From the collection of the late Joe Irvin of Wayne County. His notation on the back indicates that he purchased it from Henry and Paul Eberly of Dalton and attributes the work to “Lidia Witmer.”
Henry (1893-1993) and Paul (1901-2000) Eberly were the last two surviving sons of Jonas Horst Eberly (1859-1952) and Sarah Amanda Witmer (1860-1949). Sarah was the daughter of John Lehman Witmer (1828-1895) and Lydia Rank Witmer (1836-1904). Henry and Paul’s grandmother, Lydia, is the maker of this sampler, according to family tradition passed along to Joe Irvin.
Lydia was born in Beaver Township, Mahoning County to Christian Witmer II (1799-1876) and Susanna Rank (1802-1858). Both were from Lancaster County, Pennsylvania. Lydia’s birth is recorded in Mahoning County, so the family moved to Ohio sometime after the September 1833 birth of Lydia’s older sister Nancy and Lydia’s birth on September 8, 1836.

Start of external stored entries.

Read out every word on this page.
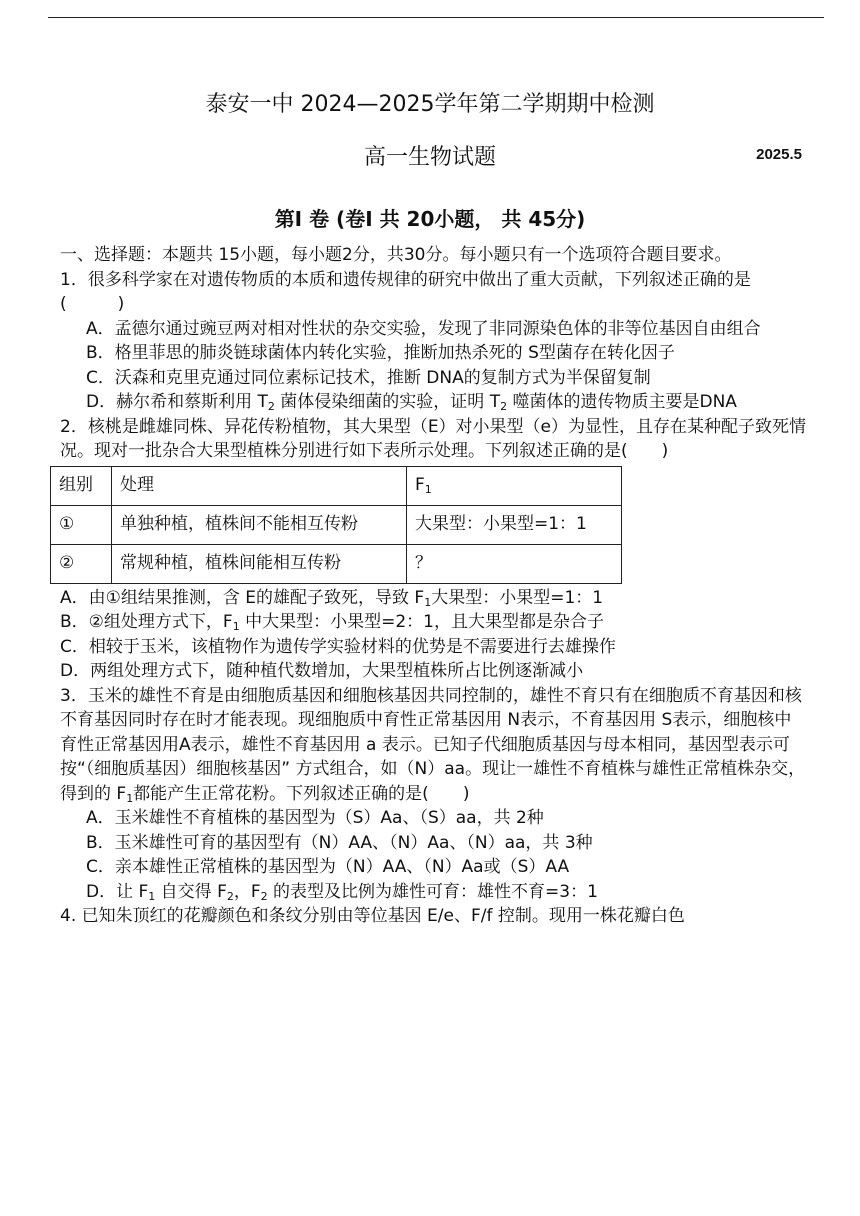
泰安一中 2024—2025学年第二学期期中检测
高一生物试题	2025.5
第Ⅰ 卷 (卷Ⅰ 共 20小题， 共 45分)

一、选择题：本题共 15小题，每小题2分，共30分。每小题只有一个选项符合题目要求。

1．很多科学家在对遗传物质的本质和遗传规律的研究中做出了重大贡献，下列叙述正确的是(　　　)

A．孟德尔通过豌豆两对相对性状的杂交实验，发现了非同源染色体的非等位基因自由组合

B．格里菲思的肺炎链球菌体内转化实验，推断加热杀死的 S型菌存在转化因子

C．沃森和克里克通过同位素标记技术，推断 DNA的复制方式为半保留复制

D．赫尔希和蔡斯利用 $T_2$ 菌体侵染细菌的实验，证明 $T_2$ 噬菌体的遗传物质主要是DNA

2．核桃是雌雄同株、异花传粉植物，其大果型（E）对小果型（e）为显性，且存在某种配子致死情况。现对一批杂合大果型植株分别进行如下表所示处理。下列叙述正确的是(　　)

组别	处理	$F_1$
①	单独种植，植株间不能相互传粉	大果型：小果型=1：1
②	常规种植，植株间能相互传粉	？

A．由①组结果推测，含 E的雄配子致死，导致 $F_1$大果型：小果型=1：1

B．②组处理方式下，$F_1$ 中大果型：小果型=2：1，且大果型都是杂合子

C．相较于玉米，该植物作为遗传学实验材料的优势是不需要进行去雄操作

D．两组处理方式下，随种植代数增加，大果型植株所占比例逐渐减小

3．玉米的雄性不育是由细胞质基因和细胞核基因共同控制的，雄性不育只有在细胞质不育基因和核不育基因同时存在时才能表现。现细胞质中育性正常基因用 N表示，不育基因用 S表示，细胞核中育性正常基因用A表示，雄性不育基因用 a 表示。已知子代细胞质基因与母本相同，基因型表示可按“（细胞质基因）细胞核基因” 方式组合，如（N）aa。现让一雄性不育植株与雄性正常植株杂交，得到的 $F_1$都能产生正常花粉。下列叙述正确的是(　　)

A．玉米雄性不育植株的基因型为（S）Aa、（S）aa，共 2种

B．玉米雄性可育的基因型有（N）AA、（N）Aa、（N）aa，共 3种

C．亲本雄性正常植株的基因型为（N）AA、（N）Aa或（S）AA

D．让 $F_1$ 自交得 $F_2$，$F_2$ 的表型及比例为雄性可育：雄性不育=3：1

4. 已知朱顶红的花瓣颜色和条纹分别由等位基因 E/e、F/f 控制。现用一株花瓣白色
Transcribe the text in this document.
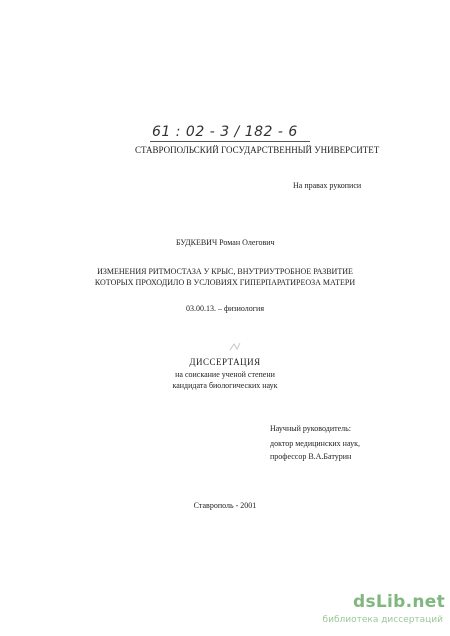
61 : 02 - 3 / 182 - 6
СТАВРОПОЛЬСКИЙ ГОСУДАРСТВЕННЫЙ УНИВЕРСИТЕТ
На правах рукописи
БУДКЕВИЧ Роман Олегович
ИЗМЕНЕНИЯ РИТМОСТАЗА У КРЫС, ВНУТРИУТРОБНОЕ РАЗВИТИЕ
КОТОРЫХ ПРОХОДИЛО В УСЛОВИЯХ ГИПЕРПАРАТИРЕОЗА МАТЕРИ
03.00.13. – физиология
ДИССЕРТАЦИЯ
на соискание ученой степени
кандидата биологических наук
Научный руководитель:
доктор медицинских наук,
профессор В.А.Батурин
Ставрополь - 2001
dsLib.net
библиотека диссертаций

Lydia married John Lehman Witmer in Beaver Township on December 30, 1855. They shared a last name prior to marriage, but it isn’t known if they had some distant familial relationship. John’s family had come from Washington County, Maryland in the early 1840s. The couple remained in Mahoning County the rest of their lives, during which they had six children, including Sarah. It was in December of 1891 that Sarah relocated to Wayne County and married Jonas. They ultimately settled in Dalton and had seven children, including Henry and Paul.
Probable line of descent:
Lydia Witmer (maker)
to Sarah Witmer (eldest daughter)
to Henry and Paul Eberly (last surviving children)
to Joe Irvin (purchased in 1991)
Lydia would have been twelve years old in 1848—just the right age to stitch a needlework sampler.